Real splits are derived on a *subset* of samples — the training rows, say. For
pairwise (and composite) modes this raises a subtle question: if a sample that
*bridges* two others is left out of the subset, could those two still inherit a
shared group from the full graph? They do not. When you pass `samples =`,
grouping is recomputed within that subset, so structure that exists only through
an excluded sample never leaks across the split.

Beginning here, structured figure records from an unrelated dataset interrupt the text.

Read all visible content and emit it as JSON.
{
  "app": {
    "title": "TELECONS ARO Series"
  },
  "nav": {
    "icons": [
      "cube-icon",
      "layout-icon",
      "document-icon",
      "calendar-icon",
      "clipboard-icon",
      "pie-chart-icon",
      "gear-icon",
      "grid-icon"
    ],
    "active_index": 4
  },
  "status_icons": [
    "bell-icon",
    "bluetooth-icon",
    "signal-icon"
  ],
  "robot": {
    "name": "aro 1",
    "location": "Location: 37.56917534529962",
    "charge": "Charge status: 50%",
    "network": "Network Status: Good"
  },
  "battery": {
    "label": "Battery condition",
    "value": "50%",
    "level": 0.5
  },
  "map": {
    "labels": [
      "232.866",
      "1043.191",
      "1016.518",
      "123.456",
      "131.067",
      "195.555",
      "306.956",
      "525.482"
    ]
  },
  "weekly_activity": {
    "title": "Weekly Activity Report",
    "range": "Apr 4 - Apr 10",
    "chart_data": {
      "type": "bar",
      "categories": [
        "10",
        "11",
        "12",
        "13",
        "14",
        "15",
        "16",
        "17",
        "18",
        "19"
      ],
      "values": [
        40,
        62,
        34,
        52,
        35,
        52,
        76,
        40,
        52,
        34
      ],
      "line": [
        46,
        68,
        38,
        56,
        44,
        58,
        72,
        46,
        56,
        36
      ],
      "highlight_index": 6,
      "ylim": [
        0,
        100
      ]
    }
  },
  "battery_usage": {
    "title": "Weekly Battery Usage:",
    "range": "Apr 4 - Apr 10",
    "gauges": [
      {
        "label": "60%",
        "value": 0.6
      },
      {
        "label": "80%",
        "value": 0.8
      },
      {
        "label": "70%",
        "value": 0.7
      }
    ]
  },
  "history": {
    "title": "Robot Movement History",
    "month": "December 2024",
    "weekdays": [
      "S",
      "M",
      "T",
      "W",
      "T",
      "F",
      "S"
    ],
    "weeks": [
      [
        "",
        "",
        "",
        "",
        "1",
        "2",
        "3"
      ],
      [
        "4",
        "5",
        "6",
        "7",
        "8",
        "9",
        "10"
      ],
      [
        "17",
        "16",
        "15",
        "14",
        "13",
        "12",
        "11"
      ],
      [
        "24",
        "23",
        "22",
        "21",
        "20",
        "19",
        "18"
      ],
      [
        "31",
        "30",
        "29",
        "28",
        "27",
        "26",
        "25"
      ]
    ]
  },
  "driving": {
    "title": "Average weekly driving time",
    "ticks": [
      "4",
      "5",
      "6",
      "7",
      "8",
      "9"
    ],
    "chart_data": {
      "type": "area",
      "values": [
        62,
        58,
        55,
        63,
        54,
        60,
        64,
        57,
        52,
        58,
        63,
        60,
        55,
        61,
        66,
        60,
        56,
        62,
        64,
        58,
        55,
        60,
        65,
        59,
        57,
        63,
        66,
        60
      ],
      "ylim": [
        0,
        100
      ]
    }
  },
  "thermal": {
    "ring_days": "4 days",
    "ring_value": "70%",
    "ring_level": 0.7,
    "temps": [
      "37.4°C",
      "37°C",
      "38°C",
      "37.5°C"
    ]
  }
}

The spatial chain makes this visible. S1 and S3 shared a group only because S2
bridged them; ask for S1 and S3 alone, and they correctly fall into separate
groups:

```{r subset-scoping}
grouping_vector(
  derive_split_constraints(g_sp, mode = "spatial", samples = c("S1", "S3"))
)
```

# Thresholds are inputs, not modeling

Because the threshold (kinship cutoff, spatial radius) is applied up front in the
edge-building helpers, it is a *derivation input*, not a modeling choice:
`splitGraph` forms groups over whatever edges survive and never computes folds
itself. The resulting `split_spec` is handed to a downstream consumer for
execution, exactly as with every other mode — see the *adapter-cookbook* and
*cross-language-handoff* vignettes for that step.